Our data, along with those of previous studies, indicate that the mechanism underlying the modulation of attractiveness by mask-wearing is related to the occlusion of critical features. Occluding less attractive faces can hide negative features, such as asymmetric contours, imbalanced arrangements of facial features, and pimples. This could shift attractiveness ratings toward the average, and thus improve ratings for baseline unattractive faces. The opposite is true for attractive faces. Occluding attractive faces can hide positive features, such as symmetric contours, balanced arrangements of features, and smooth skin.
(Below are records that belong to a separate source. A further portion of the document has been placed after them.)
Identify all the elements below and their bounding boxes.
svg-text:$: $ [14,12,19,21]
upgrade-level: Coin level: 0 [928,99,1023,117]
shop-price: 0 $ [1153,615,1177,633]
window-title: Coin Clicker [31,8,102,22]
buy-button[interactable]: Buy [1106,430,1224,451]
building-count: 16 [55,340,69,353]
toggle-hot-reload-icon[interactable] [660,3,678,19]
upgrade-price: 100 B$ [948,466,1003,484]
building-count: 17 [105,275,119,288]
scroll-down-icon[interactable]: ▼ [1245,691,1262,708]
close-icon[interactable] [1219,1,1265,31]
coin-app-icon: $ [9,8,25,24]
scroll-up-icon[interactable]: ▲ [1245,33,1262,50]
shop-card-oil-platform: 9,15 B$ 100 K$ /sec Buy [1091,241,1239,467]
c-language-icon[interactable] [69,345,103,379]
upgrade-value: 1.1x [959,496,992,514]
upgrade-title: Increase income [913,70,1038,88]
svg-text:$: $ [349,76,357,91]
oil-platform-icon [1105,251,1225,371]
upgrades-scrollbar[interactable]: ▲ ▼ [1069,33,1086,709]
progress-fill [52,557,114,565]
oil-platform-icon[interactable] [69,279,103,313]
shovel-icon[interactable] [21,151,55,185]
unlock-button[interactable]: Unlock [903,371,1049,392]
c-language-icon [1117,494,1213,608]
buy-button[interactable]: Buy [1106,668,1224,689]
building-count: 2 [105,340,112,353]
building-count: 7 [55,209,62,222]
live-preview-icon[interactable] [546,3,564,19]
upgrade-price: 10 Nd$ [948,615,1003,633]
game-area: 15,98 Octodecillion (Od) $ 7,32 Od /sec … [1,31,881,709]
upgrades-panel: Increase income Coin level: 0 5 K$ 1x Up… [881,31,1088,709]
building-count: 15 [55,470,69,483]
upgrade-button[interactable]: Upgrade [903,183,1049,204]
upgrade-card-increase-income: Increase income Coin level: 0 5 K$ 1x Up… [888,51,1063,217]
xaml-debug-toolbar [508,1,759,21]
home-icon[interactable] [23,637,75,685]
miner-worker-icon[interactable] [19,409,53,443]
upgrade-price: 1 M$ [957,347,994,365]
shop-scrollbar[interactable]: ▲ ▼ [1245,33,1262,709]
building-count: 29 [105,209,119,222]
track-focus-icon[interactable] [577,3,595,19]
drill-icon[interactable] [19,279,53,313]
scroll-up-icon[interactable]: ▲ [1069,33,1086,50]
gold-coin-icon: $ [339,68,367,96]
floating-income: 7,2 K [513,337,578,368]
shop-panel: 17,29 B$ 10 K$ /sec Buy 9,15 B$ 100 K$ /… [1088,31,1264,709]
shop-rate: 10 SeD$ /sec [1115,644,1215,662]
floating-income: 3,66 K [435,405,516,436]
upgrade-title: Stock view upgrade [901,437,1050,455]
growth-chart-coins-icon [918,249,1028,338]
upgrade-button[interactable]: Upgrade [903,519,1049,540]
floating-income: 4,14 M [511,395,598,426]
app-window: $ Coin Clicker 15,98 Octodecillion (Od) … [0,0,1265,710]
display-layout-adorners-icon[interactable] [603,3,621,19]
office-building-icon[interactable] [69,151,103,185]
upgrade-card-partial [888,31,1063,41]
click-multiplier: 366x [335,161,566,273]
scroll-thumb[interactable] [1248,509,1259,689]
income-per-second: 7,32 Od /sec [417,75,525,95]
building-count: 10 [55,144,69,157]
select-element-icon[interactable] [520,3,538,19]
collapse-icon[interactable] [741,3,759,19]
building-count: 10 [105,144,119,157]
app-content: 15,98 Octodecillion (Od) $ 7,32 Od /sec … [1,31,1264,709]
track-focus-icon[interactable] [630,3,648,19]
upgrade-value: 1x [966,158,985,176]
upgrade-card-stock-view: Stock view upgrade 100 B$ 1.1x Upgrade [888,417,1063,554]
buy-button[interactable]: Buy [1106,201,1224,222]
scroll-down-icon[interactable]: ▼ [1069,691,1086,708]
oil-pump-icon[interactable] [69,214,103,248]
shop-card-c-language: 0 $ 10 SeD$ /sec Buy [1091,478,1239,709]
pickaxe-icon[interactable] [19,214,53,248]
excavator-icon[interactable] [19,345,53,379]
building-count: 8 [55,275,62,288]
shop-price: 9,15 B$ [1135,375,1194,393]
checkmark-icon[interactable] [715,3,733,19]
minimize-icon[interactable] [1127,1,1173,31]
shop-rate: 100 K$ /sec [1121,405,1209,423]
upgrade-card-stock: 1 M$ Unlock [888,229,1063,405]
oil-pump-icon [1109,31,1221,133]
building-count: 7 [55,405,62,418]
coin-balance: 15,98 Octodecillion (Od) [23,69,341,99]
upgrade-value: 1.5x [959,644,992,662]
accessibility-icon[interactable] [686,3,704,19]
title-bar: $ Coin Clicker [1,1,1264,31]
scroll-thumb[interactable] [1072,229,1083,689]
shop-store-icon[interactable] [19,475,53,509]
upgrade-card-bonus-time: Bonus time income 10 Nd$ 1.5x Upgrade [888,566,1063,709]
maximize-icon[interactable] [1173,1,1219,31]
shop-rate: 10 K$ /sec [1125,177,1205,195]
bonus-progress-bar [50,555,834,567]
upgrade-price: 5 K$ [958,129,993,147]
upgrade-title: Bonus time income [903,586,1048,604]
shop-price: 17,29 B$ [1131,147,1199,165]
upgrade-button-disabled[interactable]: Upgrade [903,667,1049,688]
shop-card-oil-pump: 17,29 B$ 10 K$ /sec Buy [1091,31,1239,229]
This could shift attractiveness ratings toward the average, thus reducing ratings for baseline attractive faces. These ideas were supported by the findings of Study 2. Because the association between unhealthiness and mask-wearing had weakened after the onset of the COVID-19 epidemic, the effects of masks on ratings of perceived unhealthiness were similar to those of the notebooks and cards used to occlude faces in Miyazaki and Kawahara’s (2016; Experiments 3a, 3b, and 4) occlusion experiments. This mechanism may be related to recent findings that perceived facial attractiveness ratings improved when faces were partially occluded by vertical occluders or randomly scattered dots (Orghian & Hidalgo, 2020).

This study revealed the impact of a social incident, that is, the COVID-19 epidemic, on perceptions of attractiveness of mask-worn faces. Given that larger attitude shifts regarding support for politicians concerned about climate change were found in individuals who reported greater suffering from hurricanes (Rudman et al., 2013), our finding that beliefs and perceptions regarding the attractiveness and healthiness of mask-worn faces had already changed just months after the explicit onset of the COVID-19 epidemic in Japan (the first patient was found on January 16) implies that the magnitude of the impact is large. Accordingly, we expect that modulation of the sanitary-mask effect directly reflects the progress of the epidemic. In other words, this study demonstrated a contextual modulation of facial perception that took place over a short period of time. However, given that the context in which individuals view target faces can modulate facial attractiveness in a laboratory setting (e.g., varying the proportion of beard-worn vs. clean-shaven faces; Janif et al., 2014), the modulation observed in this study may change with the severity of the epidemic. Long-term measurements of beliefs and perceptions regarding mask-worn faces would provide more information regarding the impact of the epidemic on societies worldwide.

There are two limitations to this study. First, the three-way Period × Baseline attractiveness × Mask presence interaction was not significant, probably due to differences in the baseline conditions of the previous (Miyazaki & Kawahara, 2016) and present studies, although the trend indicated by the results was consistent with the predicted direction. Therefore, the impact of the COVID-19 epidemic on perceived attractiveness warrants careful interpretation and further examination. Second, the change in the purpose of mask use might have introduced a demand bias effect such that participants might have avoided saying that they found a given mask-wearing woman unattractive due to the social norms governing mask-wearing. The demand bias may explain the results for faces with low attractiveness scores, but this explanation is not applicable to faces with high attractiveness scores. Therefore, we believe that the present results cannot be solely attributed to demand bias. Nonetheless, this is a limitation of this study, although it was unavoidable.